Многие знания обрел Туор в том королевстве: наставлял его Воронвэ, коего полюбил он всей душою и который тако же души в нем не чаял; а еще обучали его искусные мастера города и королевские мудрецы. Тем самым обрел Туор мощь куда бóльшую, нежели прежде, и советы его были исполнены мудрости; и понял он многое из того, что оставалось непонятым прежде, и узнал многое такое, что доселе неведомо смертным людям. Рассказали ему о граде Гондолин и о том, как многовековых трудов не достало, чтобы отстроить его и украсить, так что и по сей день шла работа; рассказали, как проложен был тот потайный туннель, что нарекли Путем Спасения, и как велись о том споры, однако ж жалость к порабощенным нолдоли в конце концов возобладала и подземный ход все-таки построили; о недреманной страже поведали ему, что во всеоружии бдит у выхода из туннеля, а тако же в тех местах, где окружные горы не столь высоки; и о том, как часовые не смыкают глаз на самых высоких пиках этого хребта подле сложенных сигнальных костров, готовых вспыхнуть в любую минуту, ибо народ гондотлим не переставал ждать нападения орков, буде твердыню обнаружат.

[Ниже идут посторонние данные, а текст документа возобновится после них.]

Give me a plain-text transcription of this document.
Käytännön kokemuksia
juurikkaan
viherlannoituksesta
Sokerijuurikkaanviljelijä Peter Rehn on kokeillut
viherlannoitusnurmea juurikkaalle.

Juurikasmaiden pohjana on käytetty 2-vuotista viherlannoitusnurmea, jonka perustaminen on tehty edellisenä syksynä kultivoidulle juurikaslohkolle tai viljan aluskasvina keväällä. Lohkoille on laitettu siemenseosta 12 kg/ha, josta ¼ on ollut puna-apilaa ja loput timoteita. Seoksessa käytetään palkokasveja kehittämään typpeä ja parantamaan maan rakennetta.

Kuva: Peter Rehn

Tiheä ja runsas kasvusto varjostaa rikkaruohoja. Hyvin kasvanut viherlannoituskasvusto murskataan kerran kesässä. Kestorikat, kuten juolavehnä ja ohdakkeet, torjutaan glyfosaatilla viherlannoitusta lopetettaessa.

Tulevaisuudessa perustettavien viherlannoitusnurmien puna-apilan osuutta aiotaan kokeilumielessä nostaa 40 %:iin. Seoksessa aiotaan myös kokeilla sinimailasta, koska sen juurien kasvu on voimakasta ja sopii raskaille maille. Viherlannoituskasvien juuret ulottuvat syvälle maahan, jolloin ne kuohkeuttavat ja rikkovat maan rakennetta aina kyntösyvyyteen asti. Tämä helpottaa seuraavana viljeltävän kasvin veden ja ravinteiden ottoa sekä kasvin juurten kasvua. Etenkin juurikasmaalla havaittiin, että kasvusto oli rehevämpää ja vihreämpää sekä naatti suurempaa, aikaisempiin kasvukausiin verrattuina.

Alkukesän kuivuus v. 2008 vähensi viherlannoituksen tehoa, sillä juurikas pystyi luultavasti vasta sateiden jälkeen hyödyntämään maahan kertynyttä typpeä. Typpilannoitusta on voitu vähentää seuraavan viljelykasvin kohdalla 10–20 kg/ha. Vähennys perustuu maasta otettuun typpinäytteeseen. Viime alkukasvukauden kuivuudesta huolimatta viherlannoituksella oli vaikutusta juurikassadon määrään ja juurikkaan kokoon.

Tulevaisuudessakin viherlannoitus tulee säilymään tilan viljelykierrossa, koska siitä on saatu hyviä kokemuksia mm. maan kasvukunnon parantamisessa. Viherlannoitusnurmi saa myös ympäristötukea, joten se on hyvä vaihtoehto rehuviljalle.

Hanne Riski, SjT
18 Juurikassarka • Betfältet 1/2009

Однако ж теперь стражу в холмах несли скорее по обычаю, нежели по необходимости, ибо гондотлим давным-давно ценой немыслимых усилий выровняли, и расчистили, и сгладили всю ту равнину вокруг Амон Гварета, так что ни ном, ни птица, ни зверь, ни змея не могли приблизиться незамеченными, но бывали обнаружены за много лиг, ведь среди гондотлим многие обладали взором еще более острым, нежели ястребы Манвэ Сулимо, Владыки Богов и эльфов, что обитает на Таникветили; вот почему нарекли ту долину Тумладеном, или сглаженной долиной. Ныне же сей великий труд, мнилось, был закончен, и гондотлим больше занимались тем, что отыскивали и добывали металлы и ковали всевозможные мечи и топоры, копья и гвизармы, и мастерили кольчуги, панцири и брони, поножи и наручи, шлемы и щиты. И говорили Туору, что даже если весь народ Гондолина станет стрелять из луков не переставая, денно и нощно, то не изведет всего своего запаса стрел и за много лет, и потому с каждым годом все меньше страха внушают им орки.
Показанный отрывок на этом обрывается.